House bill would deny foreign tax credits to those paying taxes to Russia

A bipartisan group of legislators recently introduced a bill in the House that would deny foreign tax credits and other tax benefits to companies that pay taxes to Russia and Belarus.

© Shutterstock

The Support Ukraine Through Our Tax Code Act (H.R. 7901) seeks to hold accountable corporations, trusts, partnerships, estates, and people who continue to do business in Russia and contribute to its war effort through tax payments.

The bill was introduced by U.S. Reps. Brad Schneider (D-IL), Jared Golden (D-ME), Don Bacon (R-NE), Salud Carbajal (D-CA), Jim Baird (R-IN), and Adam Kinzinger (R-IL).

“Russia’s unprovoked war and indiscriminate attacks on civilians cannot and must not be supported with taxes paid by U.S. companies,” the lawmakers said in a joint statement. “With our bipartisan legislation, American businesses are further disincentivized from operating in Russia. It’s common-sense policy: if you choose to do business in Russia–and by extension contribute taxes to its war machine–the American people should not help foot the bill.”

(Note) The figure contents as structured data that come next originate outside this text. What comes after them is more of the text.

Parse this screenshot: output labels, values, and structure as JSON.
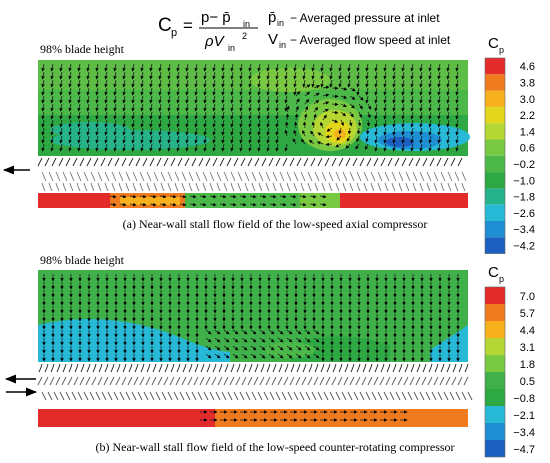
{
  "formula": {
    "lhs": "C",
    "lhs_sub": "p",
    "equals": "=",
    "numerator": "p− p̄",
    "numerator_sub": "in",
    "denominator_rho": "ρV",
    "denominator_sub": "in",
    "denominator_sup": "2",
    "def1_symbol": "p̄",
    "def1_sub": "in",
    "def1_text": "− Averaged pressure at inlet",
    "def2_symbol": "V",
    "def2_sub": "in",
    "def2_text": "− Averaged flow speed at inlet"
  },
  "panel_a": {
    "blade_height_label": "98% blade height",
    "caption": "(a) Near-wall stall flow field of the low-speed axial compressor",
    "colorbar_title": "C",
    "colorbar_title_sub": "p",
    "colorbar_ticks": [
      "4.6",
      "3.8",
      "3.0",
      "2.2",
      "1.4",
      "0.6",
      "−0.2",
      "−1.0",
      "−1.8",
      "−2.6",
      "−3.4",
      "−4.2"
    ],
    "colors": [
      "#e32b2b",
      "#f07a1e",
      "#f6b11c",
      "#e4d61c",
      "#b5d633",
      "#7ac943",
      "#4cb84a",
      "#2ea843",
      "#27b38a",
      "#27b9d6",
      "#1f8fd4",
      "#1d5fc0"
    ]
  },
  "panel_b": {
    "blade_height_label": "98% blade height",
    "caption": "(b) Near-wall stall flow field of the low-speed counter-rotating compressor",
    "colorbar_title": "C",
    "colorbar_title_sub": "p",
    "colorbar_ticks": [
      "7.0",
      "5.7",
      "4.4",
      "3.1",
      "1.8",
      "0.5",
      "−0.8",
      "−2.1",
      "−3.4",
      "−4.7"
    ],
    "colors": [
      "#e32b2b",
      "#f07a1e",
      "#f6b11c",
      "#b5d633",
      "#7ac943",
      "#3fb04a",
      "#2ea843",
      "#27b9d6",
      "#1f8fd4",
      "#1d5fc0"
    ]
  }
}
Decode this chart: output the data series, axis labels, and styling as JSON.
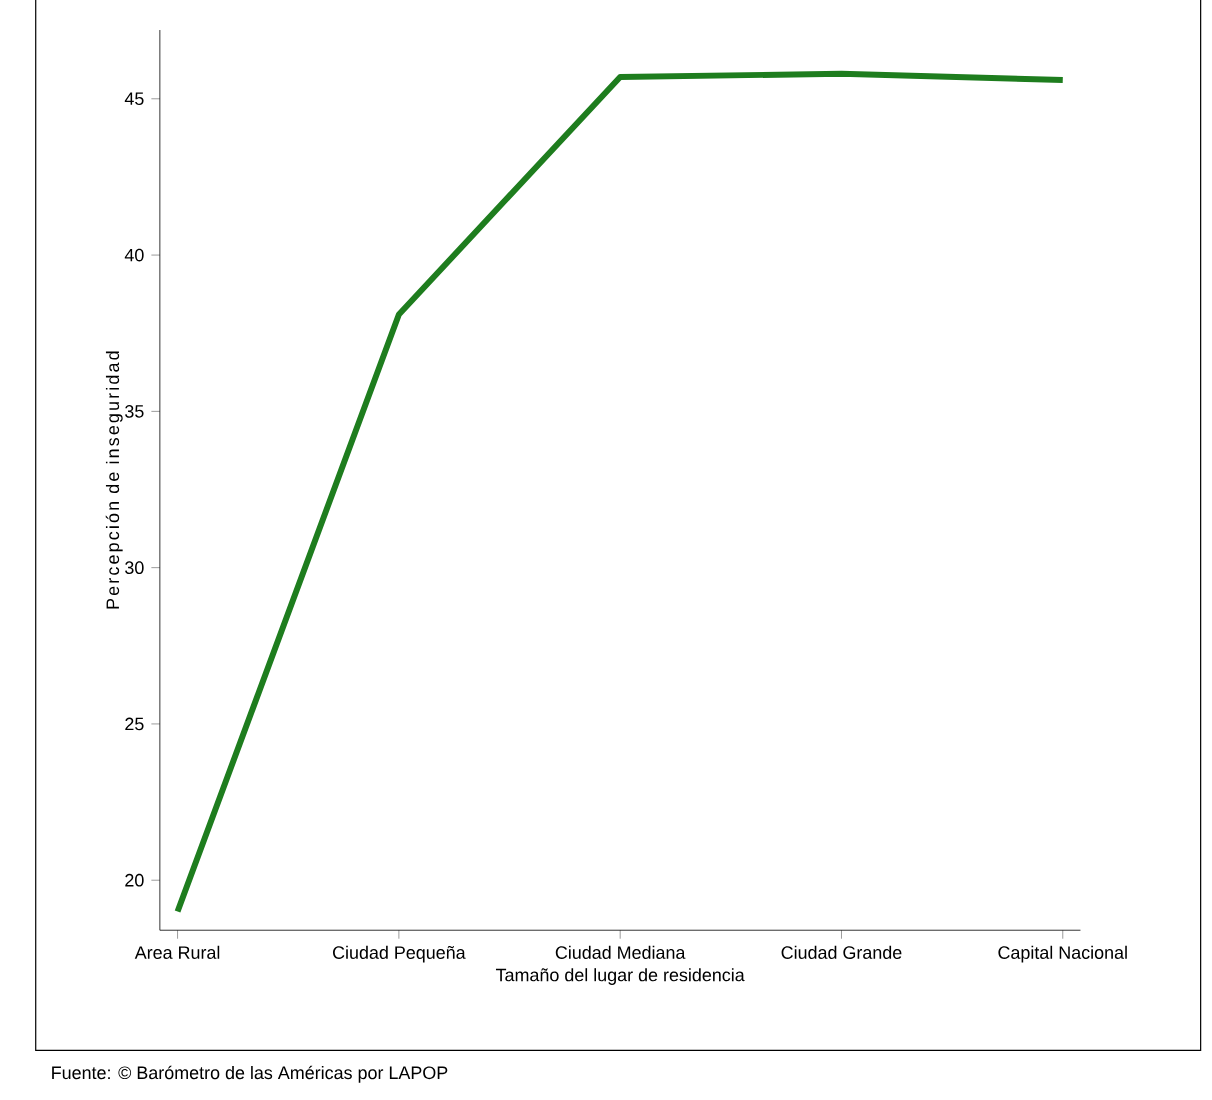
{
  "chart_data": {
    "type": "line",
    "xlabel": "Tamaño del lugar de residencia",
    "ylabel": "Percepción de inseguridad",
    "categories": [
      "Area Rural",
      "Ciudad Pequeña",
      "Ciudad Mediana",
      "Ciudad Grande",
      "Capital Nacional"
    ],
    "values": [
      19.0,
      38.1,
      45.7,
      45.8,
      45.6
    ],
    "color": "#1e7d1e",
    "ylim": [
      18.4,
      47.2
    ],
    "yticks": [
      20,
      25,
      30,
      35,
      40,
      45
    ],
    "grid": false,
    "marker": "none",
    "line_style": "solid",
    "annotations": [
      "Fuente: © Barómetro de las Américas por LAPOP"
    ]
  }
}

The bill would add Russia and Belarus to the list of existing countries ineligible for the Foreign Tax Credit, joining North Korea, Iran, Syria, and Cuba.

Golden, Baird, Carbajal, Bacon, and Kinzinger are all members of the For Country Caucus, a bipartisan group of military veterans committed to strengthening the country, bolstering U.S. national security, and supporting U.S. veterans and their families.

U.S. Sens. Ron Wyden (D-OR), chair of the Senate Finance Committee, and Rob Portman (R-OH) introduced companion legislation in the Senate last month.